Entretanto, en Castro Urdiales, se celebraban los funerales por los cuatro fallecidos. Asimismo, otros quince heridos se recuperaban en diversos dispensarios médicos, mientras que el resto de los marineros esperaba su repatriación hospedados en los hostales El Universal y La Marina.
Al sepelio acudió multitud de público y diversas autoridades provinciales. El sacerdote R. P. Pachón, que era profesor de idiomas, hizo de traductor y leyó la homilía también en alemán. En el cementerio de la Ballena, hoy declarado Patrimonio Cultural de Cantabria, los enterradores castreños dieron tierra a los germanos Herbert Kuklaek y Josef Spiller, así como al francés Claude Guillarme, quien murió, al parecer, al tratar de rescatar su maleta.
Sin embargo, el mayor dolor lo provocó la muerte de Roman Gabriel Pérez Quintana, operario local muy querido en el pueblo, quien dejó huérfanos a cinco hijos. En su acta de defunción, que aún hoy se conserva en los archivos municipales de Castro Urdiales, se certifica su fallecimiento a consecuencia de «una hemorragia por diversas heridas y shock traumático». Al parecer, se lanzó desde la cubierta del 'Baldur', adonde había subido para desempeñar su trabajo como amarrador, con tan mala suerte de que no cayó al agua sino que se golpeó en la cabeza con la madera de un bote.
Violación territorial
A consecuencia del ataque, el Gobierno de España formuló una queja formal ante la legación de Gran Bretaña en Madrid. En una misiva a la que ha tenido acceso este diario, firmada el 9 de junio de ese mismo año, el ministro de Marina, Salvador Moreno, se dirige al capitán general de El Ferrol para ordenarle la evaluación de los daños provocados por el ataque.

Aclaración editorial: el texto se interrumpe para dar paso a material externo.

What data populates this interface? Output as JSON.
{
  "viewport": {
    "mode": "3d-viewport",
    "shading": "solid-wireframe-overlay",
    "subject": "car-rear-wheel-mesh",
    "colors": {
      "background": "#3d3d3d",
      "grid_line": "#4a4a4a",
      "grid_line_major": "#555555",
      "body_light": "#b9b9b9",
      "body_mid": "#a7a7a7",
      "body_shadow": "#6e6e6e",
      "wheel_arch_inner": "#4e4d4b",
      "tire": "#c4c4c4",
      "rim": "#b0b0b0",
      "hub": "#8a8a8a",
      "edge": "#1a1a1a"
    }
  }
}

En la carta, con el sello de 'reservado', el ministro dice textualmente: «La Embajada británica ha dado toda clase de satisfacciones por la violación de nuestras aguas y ofrece además indemnizar debidamente a los heridos y familiares de los fallecidos». En una misiva de respuesta, el capitán marítimo de Santander cifra los daños a reclamar en 123.100 pesetas. Ése fue el precio de la acción armada más grave que tuvo lugar en territorio español en la Segunda Guerra Mundial.